Plans for a new development at the corner of 4th and Townsend streets in SoMa would create more than 900 residential units in two towers on a lot directly across from the Caltrain terminal.
The new buildings proposed by Tishman Speyer, doing business as 655 4th St., LLC, consist of a tower and pedestal design, with the first eight floors of each structure angling inward before coming together on level nine.
By constructing the towers with a complex series of setbacks, the structures would achieve a spiral effect that simulates four separate buildings. The tallest point of each tower would be 400 feet, or 39 floors.
The project proposed last month replaces Tishman’s prior plans to construct one 41-story, 499-unit tower.
The plan includes a variety of unit sizes, including 184 studios, 353 one-bedrooms, 309 two-bedrooms, 46 three-bedrooms, and 15 lofts. The current facilities on the site include only three residences.
None of the units would be affordable; the plan is to provide affordable housing off-site in “two nearby Central SoMa projects.” The developer would have to support more than 270 below-market-rate units elsewhere to comply with San Francisco’s Inclusionary Housing Program.

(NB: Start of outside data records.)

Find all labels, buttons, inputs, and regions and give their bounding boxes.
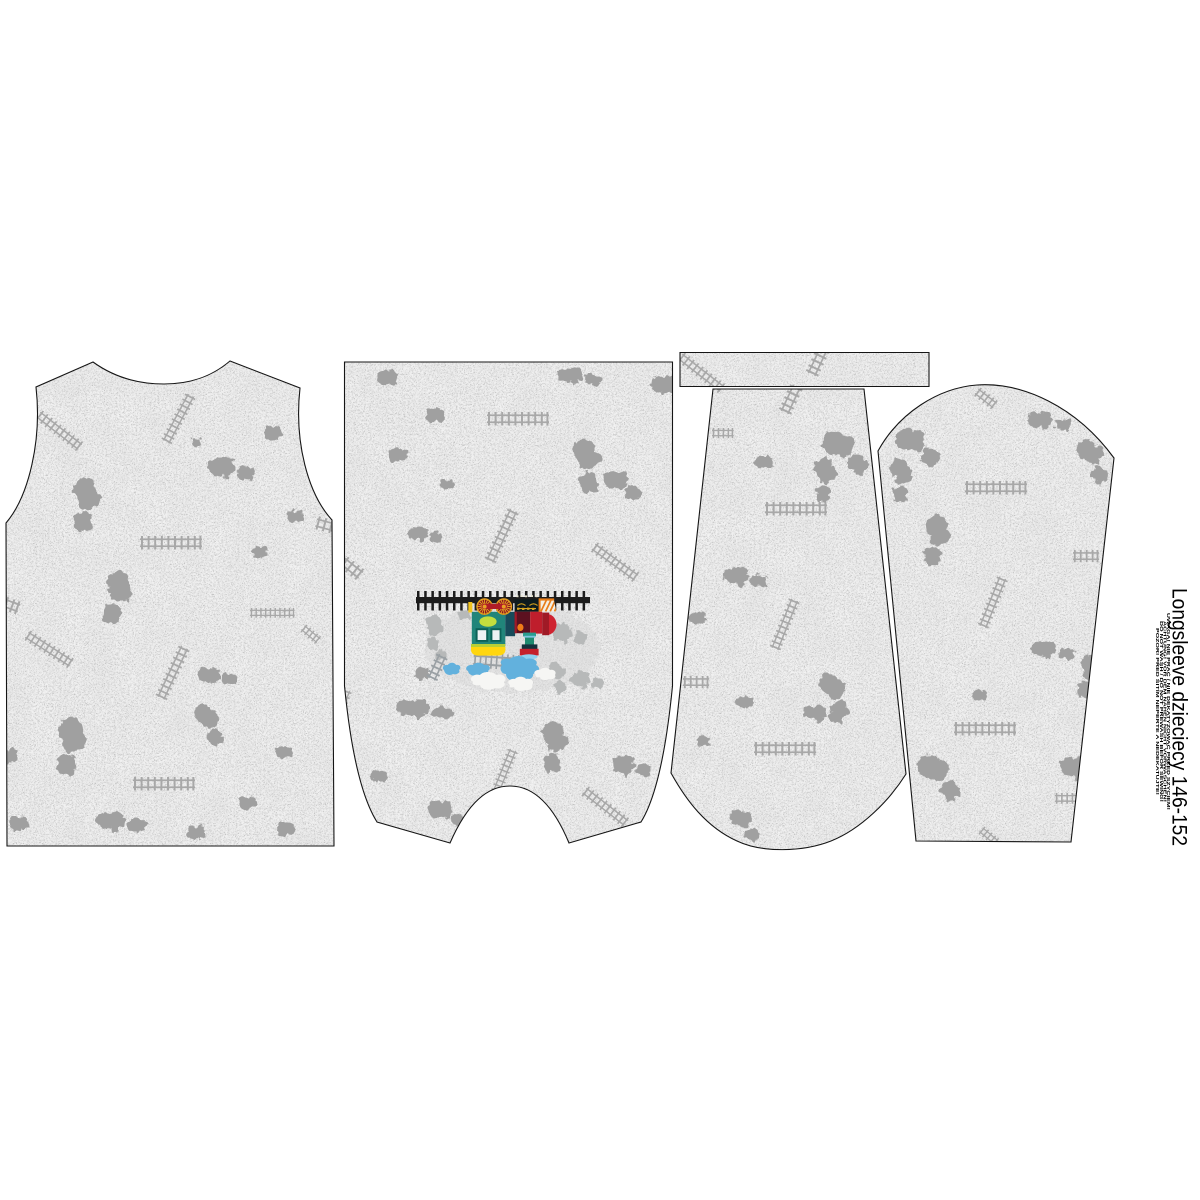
svg-text:POZOR! PŘED ŠITÍM NEPERTE A NE: POZOR! PŘED ŠITÍM NEPERTE A NEDEKATUJTE! (1155, 628, 1160, 795)
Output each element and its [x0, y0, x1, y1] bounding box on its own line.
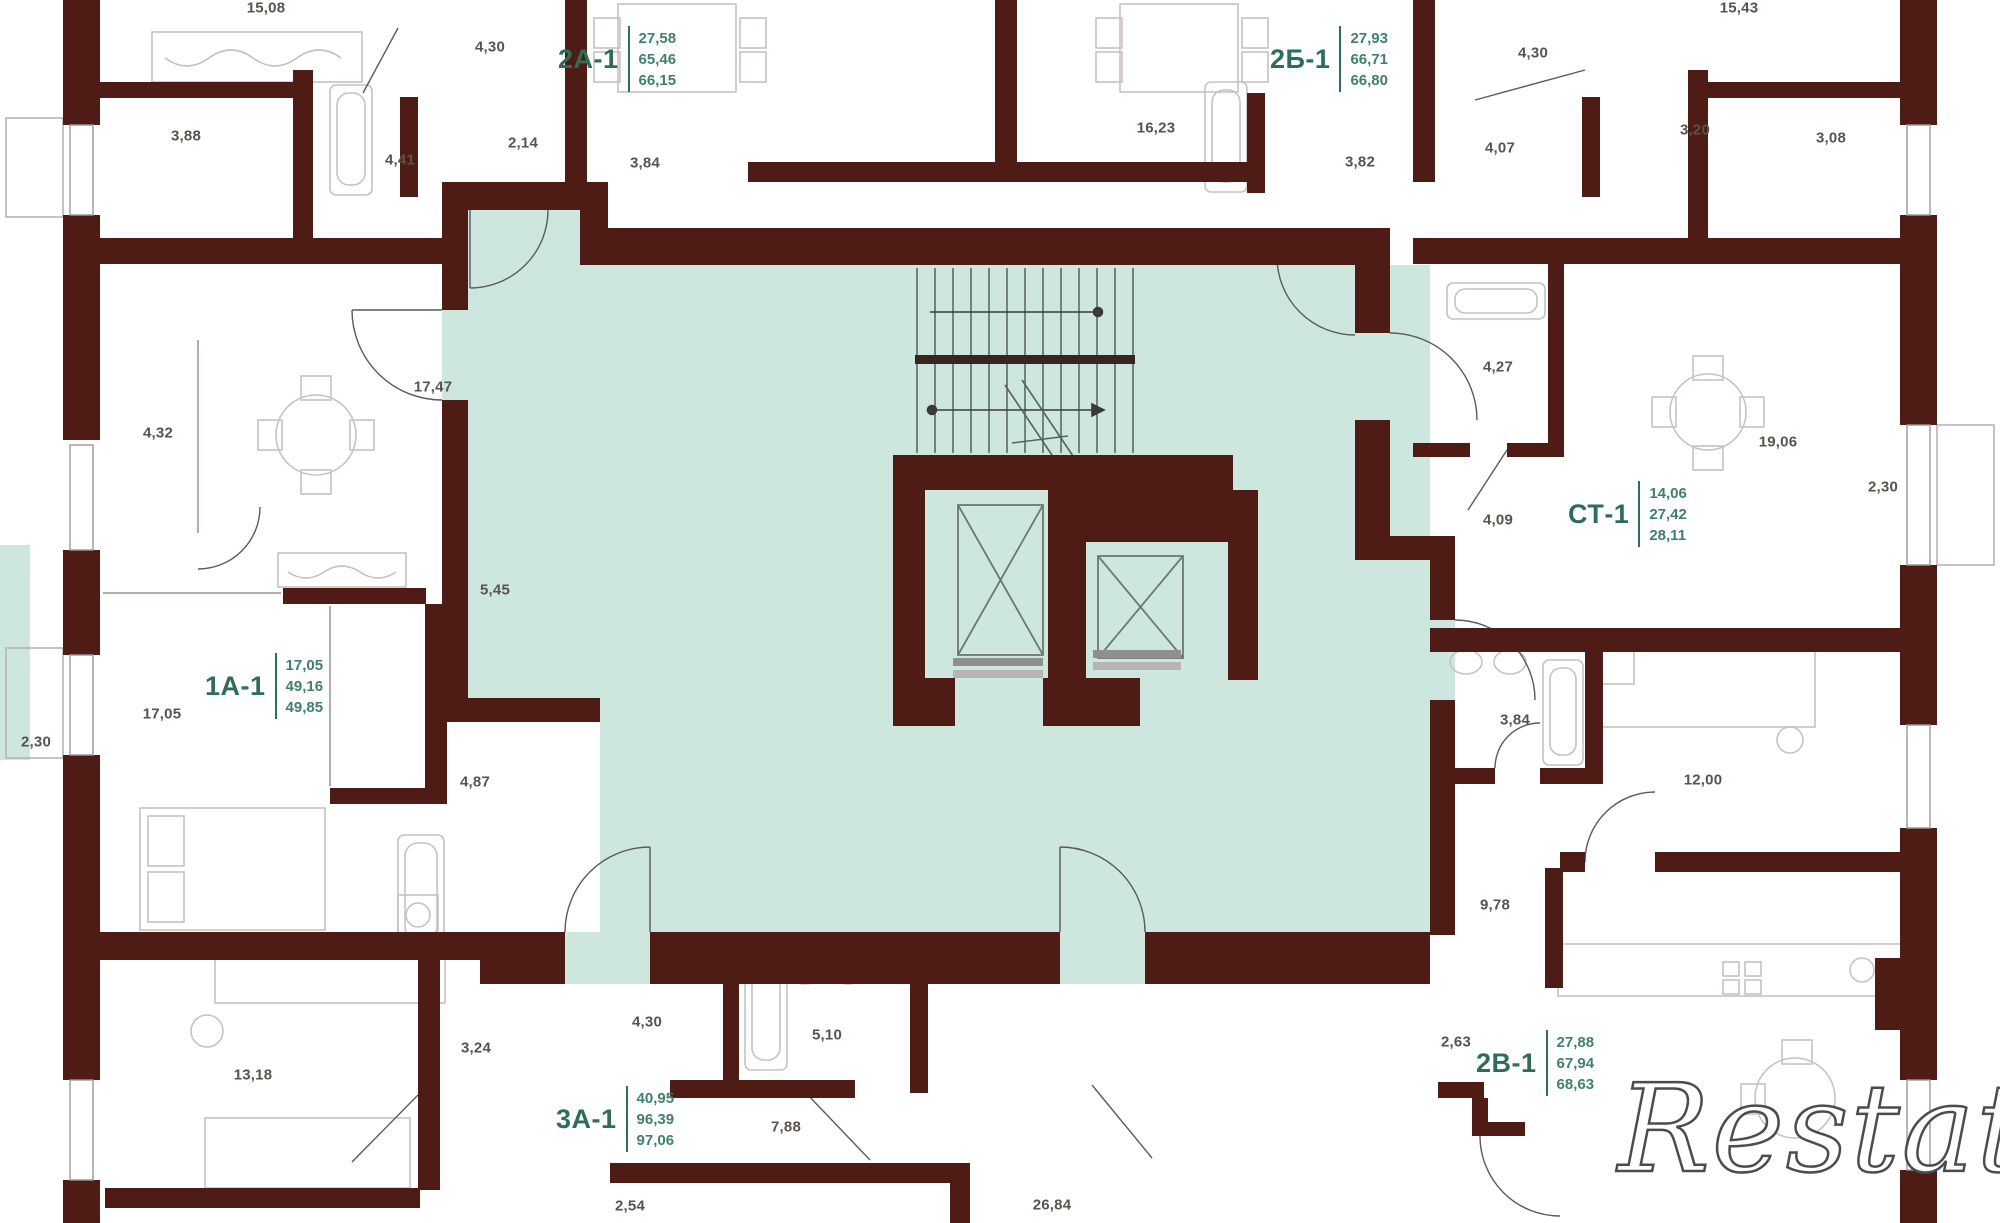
apartment-code: 1А-1 [205, 671, 266, 702]
label-divider [275, 653, 277, 719]
label-divider [1339, 26, 1341, 92]
apartment-label-3a1: 3А-1 40,95 96,39 97,06 [556, 1086, 674, 1152]
area-value: 14,06 [1649, 483, 1687, 504]
dim-label: 3,20 [1680, 122, 1710, 139]
area-value: 27,88 [1557, 1032, 1595, 1053]
dim-label: 3,84 [1500, 712, 1530, 729]
apartment-label-2v1: 2В-1 27,88 67,94 68,63 [1476, 1030, 1594, 1096]
dim-label: 16,23 [1137, 120, 1176, 137]
dim-label: 3,84 [630, 155, 660, 172]
dim-label: 4,30 [1518, 45, 1548, 62]
area-value: 40,95 [637, 1088, 675, 1109]
apartment-code: 2Б-1 [1270, 44, 1330, 75]
apartment-label-2b1: 2Б-1 27,93 66,71 66,80 [1270, 26, 1388, 92]
stair-landing-divider [915, 355, 1135, 364]
dim-label: 4,07 [1485, 140, 1515, 157]
dim-label: 15,08 [247, 0, 286, 17]
area-value: 66,71 [1350, 49, 1388, 70]
label-divider [628, 26, 630, 92]
area-value: 28,11 [1649, 525, 1687, 546]
dim-label: 2,30 [21, 734, 51, 751]
area-value: 27,93 [1350, 28, 1388, 49]
area-value: 27,58 [639, 28, 677, 49]
apartment-label-1a1: 1А-1 17,05 49,16 49,85 [205, 653, 323, 719]
apartment-code: 3А-1 [556, 1104, 617, 1135]
area-value: 68,63 [1557, 1074, 1595, 1095]
dim-label: 3,24 [461, 1040, 491, 1057]
area-value: 97,06 [637, 1130, 675, 1151]
dim-label: 17,05 [143, 706, 182, 723]
area-value: 65,46 [639, 49, 677, 70]
apartment-code: СТ-1 [1568, 499, 1629, 530]
apartment-label-2a1: 2А-1 27,58 65,46 66,15 [558, 26, 676, 92]
dim-label: 7,88 [771, 1119, 801, 1136]
dim-label: 3,08 [1816, 130, 1846, 147]
dim-label: 3,82 [1345, 154, 1375, 171]
dim-label: 2,54 [615, 1198, 645, 1215]
apartment-code: 2В-1 [1476, 1048, 1537, 1079]
apartment-label-ct1: СТ-1 14,06 27,42 28,11 [1568, 481, 1687, 547]
dim-label: 26,84 [1033, 1197, 1072, 1214]
area-value: 96,39 [637, 1109, 675, 1130]
partitions [103, 340, 330, 786]
restate-watermark: Restate [1618, 1058, 2000, 1200]
dim-label: 19,06 [1759, 434, 1798, 451]
dim-label: 4,41 [385, 152, 415, 169]
dim-label: 5,10 [812, 1027, 842, 1044]
dim-label: 13,18 [234, 1067, 273, 1084]
floor-plan-drawing [0, 0, 2000, 1223]
dim-label: 12,00 [1684, 772, 1723, 789]
dim-label: 4,87 [460, 774, 490, 791]
floor-plan: 15,08 4,30 3,88 4,41 2,14 3,84 16,23 3,8… [0, 0, 2000, 1223]
dim-label: 5,45 [480, 582, 510, 599]
area-value: 49,85 [286, 697, 324, 718]
dim-label: 17,47 [414, 379, 453, 396]
area-value: 66,15 [639, 70, 677, 91]
dim-label: 4,32 [143, 425, 173, 442]
dim-label: 4,09 [1483, 512, 1513, 529]
dim-label: 2,14 [508, 135, 538, 152]
dim-label: 9,78 [1480, 897, 1510, 914]
dim-label: 15,43 [1720, 0, 1759, 17]
area-value: 67,94 [1557, 1053, 1595, 1074]
label-divider [626, 1086, 628, 1152]
label-divider [1638, 481, 1640, 547]
dim-label: 2,63 [1441, 1034, 1471, 1051]
dim-label: 4,27 [1483, 359, 1513, 376]
area-value: 27,42 [1649, 504, 1687, 525]
apartment-code: 2А-1 [558, 44, 619, 75]
area-value: 17,05 [286, 655, 324, 676]
dim-label: 3,88 [171, 128, 201, 145]
area-value: 49,16 [286, 676, 324, 697]
dim-label: 4,30 [475, 39, 505, 56]
dim-label: 4,30 [632, 1014, 662, 1031]
label-divider [1546, 1030, 1548, 1096]
area-value: 66,80 [1350, 70, 1388, 91]
dim-label: 2,30 [1868, 479, 1898, 496]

The development would also include 28,627 square feet of privately-owned, publicly-accessible open space divided between a large central courtyard and three mid-block connections.
The project sponsor is proposing this open space rather than providing a required rear yard setback. Residents would also have access to more than 35,000 square feet of additional open space in roof gardens, open common areas, and private balconies.
The project as proposed would demolish several two-story facilities that house The Creamery, The Iron Cactus, a home furnishing business, and a catering service. Those buildings, according to the project sponsor, are “large, inflexible warehouse-style buildings.”
The proposal would shrink the site’s commercial space from more than 52,500 square feet to “approximately 26,599 square feet of flexible-devisable retail and commercial spaces” which will “substantially enhance future opportunities.”
The plan also includes a three-floor underground parking garage with about 450 vehicle and 316 bike parking spaces.
The proposal has been filed through the Large Project Authorization process that is part of the planning provisions associated with the Eastern Neighborhoods Mixed Use Districts, which are designed to promote residential and commercial development while preserving space for production, distribution, and repair businesses.
There may be a public hearing on the application prior to its consideration by the Board of Supervisors.